Helps the unfortunate

Provides educational opportunities to those who can’t afford it

Delivers healthcare as a right not a privilege

Implements financial reforms and regulations to protect those who can’t protect themselves

Relies less on war and more on seeking non-violent solutions

Provides food to those who would otherwise go hungry

Invests in companies that are the backbone of our economy and that provide jobs to the jobless

Protects the minority from the tyranny of the majority

Relies on women to know what’s best for their own bodies

Protects diversity in how or whether we worship, and disdains a one-size-fits all definition of morality

Insures workplace safety while simultaneously investing in roads, bridges, research and technology

The culmination of the evening was heralded by another government employee, Julian Castro, mayor of San Antonio.  Mayor Castro got the biggest cheer of the evening when he credited government aid in his formative years.  “Without it, I’d be holding a mop instead of this microphone.”

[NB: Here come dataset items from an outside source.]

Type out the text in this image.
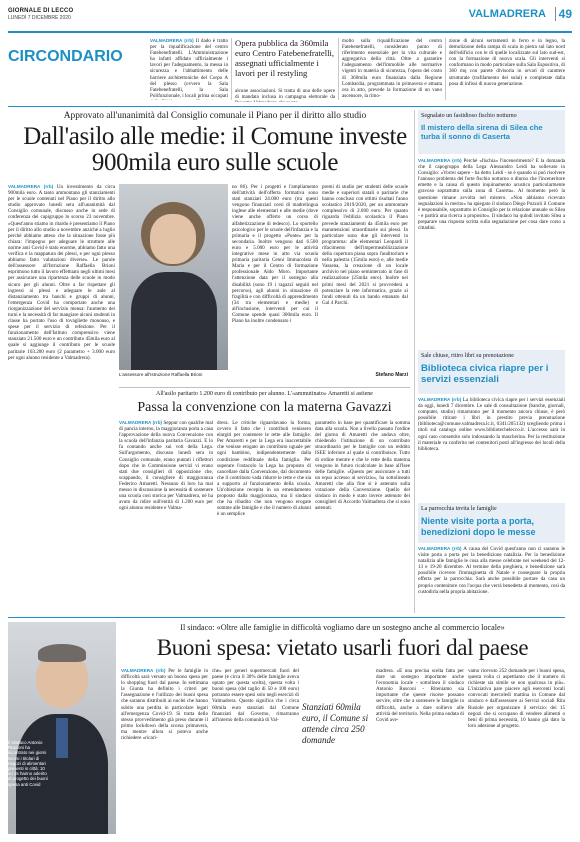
GIORNALE DI LECCO
LUNEDÌ 7 DICEMBRE 2020	VALMADRERA	49
CIRCONDARIO
VALMADRERA (rrb) Il dado è tratto per la riqualificazione del centro Fatebenefratelli. L'Amministrazione ha infatti affidato ufficialmente i lavori per l'adeguamento, la messa in sicurezza e l'abbattimento delle barriere architettoniche del Corpo A del plesso (ovvero la Sala Fatebenefratelli, la Sala Polifunzionale, i locali prima occupati
Opera pubblica da 360mila euro Centro Fatebenefratelli, assegnati ufficialmente i lavori per il restyling
alcune associazioni. Si tratta di una delle opere di mandato inclusa in campagna elettorale da
molto sulla riqualificazione del centro Fatebenefratelli, considerato punto di riferimento essenziale per la vita culturale e aggregativa della città. Oltre a garantire l'adeguamento dell'immobile alle normative vigenti in materia di sicurezza, l'opera del costo di 360mila euro finanziata dalla Regione Lombardia, programmata in primavera e attuata ora in atto, prevede la formazione di un vano ascensore, la rimo-
zione di alcuni serramenti in ferro e in legno, la demolizione della rampa di scala in pietra sul lato nord dell'edificio con le di quelle localizzate sul lato sud-est, con la formazione di nuova scala. Gli interventi si conformano in modo particolare sulla Sala Espositiva, di 360 mq con parete divisoria in orvari di carattere strutturale (trafilamento dei solai) e completate dalla posa di infissi di nuova generazione.
Approvato all'unanimità dal Consiglio comunale il Piano per il diritto allo studio
Dall'asilo alle medie: il Comune investe 900mila euro sulle scuole
VALMADRERA (rrb) Un investimento da circa 900mila euro. A tanto ammontano gli stanziamenti per le scuole contenuti nel Piano per il diritto allo studio approvato lunedì sera all'unanimità dal Consiglio comunale, discusso anche in sede di conferenza dei capigruppo lo scorso 23 novembre. «Quest'anno stiamo in ritardo è presentiamo il Piano per il diritto allo studio a novembre anziché a luglio perché abbiamo atteso che la situazione fosse più chiara: l'impegno per adeguare le strutture alle norme anti Covid è stato enorme, abbiamo fatto una verifica e la mappatura dei plessi, e per ogni plesso abbiamo fatto valutazioni diverse». Le parole dell'assessore all'Istruzione Raffaella Brioni esprimono tutto il lavoro effettuato negli ultimi mesi per assicurare una ripartenza delle scuole in modo sicuro per gli alunni. Oltre a far rispettare gli ingressi ai plessi e adeguare le aule al distanziamento tra banchi e gruppi di alunni, l'emergenza Covid ha comportato anche una riorganizzazione del servizio mensa: l'aumento dei turni e la necessità di far mangiare alcuni studenti in classe ha portato l'uso di tovagliette monouso, e spese per il servizio di refezione. Per il funzionamento dell'Istituto comprensivo viene stanziato 21.500 euro e un contributo 45mila euro al quale si aggiunge il contributo per le scuole paritarie 103.200 euro (2 parametro + 3.000 euro per ogni alunno residente a Valmadrera).
L'assessore all'Istruzione Raffaella Brioni
no 86). Per i progetti e l'ampliamento dell'attività dell'offerta formativa sono stati stanziati 24.000 euro (tra questi vengono finanziati corsi di madrelingua inglese alle elementari e alle medie (dove viene anche offerto un corso di alfabetizzazione di tedesco). Lo sportello psicologico per le scuole dell'infanzia e la primaria e il progetto «Ponte» per la secondaria. Inoltre vengono dati 6.500 euro e 5.000 euro per le attività integrative mese in atto via scuola primaria paritaria Cenni Immacolata di Maria e per il Centro di formazione professionale Aldo Moro. Importante l'attenzione data per il sostegno alla disabilità (sono 19 i ragazzi seguiti nel percorso), agli alunni in situazione di fragilità e con difficoltà di apprendimento (34 tra elementari e medie) e all'inclusione, interventi per cui il Comune spende quasi 300mila euro. Il Piano ha inoltre condensato i
premi di studio per studenti delle scuole medie e superiori statali o paritarie che hanno concluso con ottimi risultati l'anno scolastico 2019/2020, per un ammontare complessivo di 2.000 euro. Per quanto riguarda l'edilizia scolastica il Piano prevede stanziamenti da 45mila euro per manutenzioni straordinarie sui plessi. In particolare sono due gli interventi in programma: alle elementari Leopardi il rifacimento dell'impermeabilizzazione della copertura piana sopra l'auditorium e nella palestra (15mila euro) e, alle medie Vassena, la creazione di un locale archivio nel piano seminterrato in fase di realizzazione (25mila euro). Inoltre nei primi mesi del 2021 si provvederà a potenziare la rete informatica, grazie ai fondi ottenuti da un bando emanato dal Gal 4 Parchi.
Stefano Marzi
All'asilo paritario 1.200 euro di contributo per alunno. L'«ammutinato» Amaretti si astiene
Passa la convenzione con la materna Gavazzi
VALMADRERA (rrb) Seppur con qualche mal di pancia interno, la maggioranza porta a casa l'approvazione della nuova Convenzione con la scuola dell'infanzia paritaria Gavazzi. E lo fa contando anche sui voti della Lega. Sull'argomento, discusso lunedì sera in Consiglio comunale, erano puntati i riflettori dopo che in Commissione servizi vi erano stati due consiglieri di opposizione che, scappando, il consigliere di maggioranza Federico Amaretti. Nessuno di loro ha mai messo in discussione la necessità di sostenere una scuola così storica per Valmadrera, né ha avuto da ridire sull'entità di 1.200 euro per ogni alunno residente e Valma-
drera. Le critiche riguardavano la forma, ovvero il fatto che i contributi venissero elargiti per contenere le rette alle famiglie. Per Amaretti e per la Lega era inaccettabile che venisse erogato un contributo uguale per ogni bambino, indipendentemente dalla condizione reddituale della famiglia. Per superare l'ostacolo la Lega ha proposto di cancellare dalla Convenzione, dal documento che il contributo vada ridurre le rette e che sia a supporto al funzionamento della scuola. Un'obiezione recepita in un emendamento proposto dalla maggioranza, ma il sindaco che ha ribadito che non vengono erogate somme alle famiglie e che il numero di alunni è un semplice
parametro in base per quantificare la somma data alla scuola. Non a livello passato l'ordine del giorno di Amaretti che andava oltre, chiedendo l'istituzione di un contributo straordinario per le famiglie con un reddito ISEE inferiore al quale si contribuisce. Tutto di ordine mentre e che le rette della materna vengono in futuro ricalcolate in base all'Isee delle famiglie. «Questo per assicurare a tutti un equo accesso al servizio», ha sottolineato Amaretti che alla fine si è astenuto sulla votazione della Convenzione. Quello del sindaco in modo è stato invece astenuto dei consiglieri di Accordo Valmadrera che si sono astenuti.
Segnalato un fastidioso fischio notturno
Il mistero della sirena di Silea che turba il sonno di Caserta
VALMADRERA (rrb) Perché «fischia» l'incenerimento? È la domanda che il capogruppo della Lega Alessandro Leidi ha sollevato in Consiglio: «Vorrei sapere - ha detto Leidi - se è quando si può risolvere l'annoso problema del forte fischio notturno o diurno che l'inceneritore emette e la causa di questo inquinamento acustico particolarmente gravoso soprattutto sulla zona di Caserta». Al momento però la questione rimane avvolta nel mistero. «Non abbiamo ricevuto segnalazioni in merito» ha spiegato il sindaco Diego Pozzoli il Comune è responsabile, soprattutto in Consiglio per la relazione annuale su Silea - e partirà una ricerca a proposito». Il sindaco ha quindi invitato Silea a preparare una risposta scritta sulla segnalazione per cosa dare corso a cittadini.
Sale chiuse, ritiro libri su prenotazione
Biblioteca civica riapre per i servizi essenziali
VALMADRERA (rrb) La biblioteca civica riapre per i servizi essenziali da oggi, lunedì 7 dicembre. Le sale di consultazione (banche, giornali, computer, studio) rimarranno per il momento ancora chiuse, è però possibile ritirare i libri in prestito previa prenotazione (biblioteca@comune.valmadrera.lc.it, 0341/205132) scegliendo prima i titoli sul catalogo online www.bibliotechelecco.it. L'accesso sarà in ogni caso consentito solo indossando la mascherina. Per la restituzione il materiale va conferito nei contenitori posti all'ingresso dei locali della biblioteca.
La parrocchia invita le famiglie
Niente visite porta a porta, benedizioni dopo le messe
VALMADRERA (rrb) A causa del Covid quest'anno non ci saranno le visite porta a porta per la benedizione natalizia. Per la benedizione natalizia alle famiglie le cosa alla messe celebrate nei weekend del 12-13 e 19-20 dicembre. Al termine della preghiera, e benedizione sarà possibile ricevere l'immaginetta di Natale e consegnare la propria offerta per la parrocchia. Sarà anche possibile portare da casa un proprio contenitore con l'acqua che verrà benedetta al momento, così da custodirla nella propria abitazione.
Il sindaco Antonio Rusconi ha incontrato nei giorni scorsi i titolari di negozi di alimentari presenti in città: 10 su 15 hanno aderito al progetto dei buoni spesa anti Covid
Il sindaco: «Oltre alle famiglie in difficoltà vogliamo dare un sostegno anche al commercio locale»
Buoni spesa: vietato usarli fuori dal paese
VALMADRERA (rrb) Per le famiglie in difficoltà sarà versato un buono spesa per lo shopping fuori dal paese. In settimana la Giunta ha definito i criteri per l'assegnazione e l'utilizzo dei buoni spesa che saranno distribuiti ai nuclei che hanno subito una perdita in particolare legati all'emergenza Covid-19. Si tratta dello stesso provvedimento già preso durante il primo lockdown della scorsa primavera, ma mentre allora si poteva anche richiedere «ricari-
che» per generi supermercati fuori del paese (e circa il 30% delle famiglie aveva optato per questa scelta), questa volta i buoni spesa (del taglio di 50 e 100 euro) potranno essere spesi solo negli esercizi di Valmadrera. Questo significa che i circa 60mila euro stanziati dal Comune finanziati dal Governo, rimarranno all'interno della comunità di Val-
Stanziati 60mila euro, il Comune si attende circa 250 domande
madrera. «È una precisa scelta fatta per dare un sostegno importante anche l'economia locale - sottolinea il sindaco Antonio Rusconi - Riteniamo sia importante che queste risorse possano servire, oltre che a sostenere le famiglie in difficoltà, anche a dare sollievo alle attività del territorio. Nella prima ondata di Covid ave-
vamo ricevuto 252 domande per i buoni spesa, questa volta ci aspettiamo che il numero di richieste sia simile se non qualcosa in più». L'iniziativa pare piacere agli esercenti locali convocati mercoledì mattina in Comune dal sindaco e dall'assessore ai Servizi sociali Rita Rusiole per organizzare il servizio: dei 15 negozi che si occupano di vendere alimenti o beni di prima necessità, 10 hanno già dato la loro adesione al progetto.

The star of the evening, Michelle Obama revitalized her husband’s humanity.

We switched back to the PBS booth.  I swear I saw David’s eyes glisten.  And we both understood why George hadn’t been invited.

6 Responses to “Night one in Charlotte”

  1. 1 Nancy September 5, 2012 at 2:33 pm

    Now that’s the role of government!


  2. 2 Sally September 5, 2012 at 3:01 pm

    Truly a good night in Charlotte! Thank you for your summary. Had you tuned in earlier you’d have seen PBS showing the speech of my pal R.T. Ryback! He was on right before the U.S. Congressman from Colorado who introduced himself as: Jewish, gay, a father, but above all, an American.


  3. 3 Maureen C September 5, 2012 at 5:06 pm

    Thank you Fred, for saying so well what I felt as I watched last night’s DNC. I am forever puzzled by those Americans who see the world so differently. than I do. I try to put myself in their shoes and understand why they are so mean spirited and unfeeling about their fellow man, but I never get it. I don’t understand what they see in a multi millionaire who’s done nothing for the last 6 years but run for President. Just the difference in tone of the speeches from the two conventions says it all in my humble opinion.


  4. 4 Bobbie September 5, 2012 at 8:39 pm

    Love it. Can’t wait to what you have to say about tonight!


  5. 5 Linda J. Zane September 5, 2012 at 10:14 pm

    It was a two tissue night for me. Great great blog


  6. 6 K September 22, 2012 at 11:15 am

    Didn’t watch either night..couldn’t stand another night of NOTHING.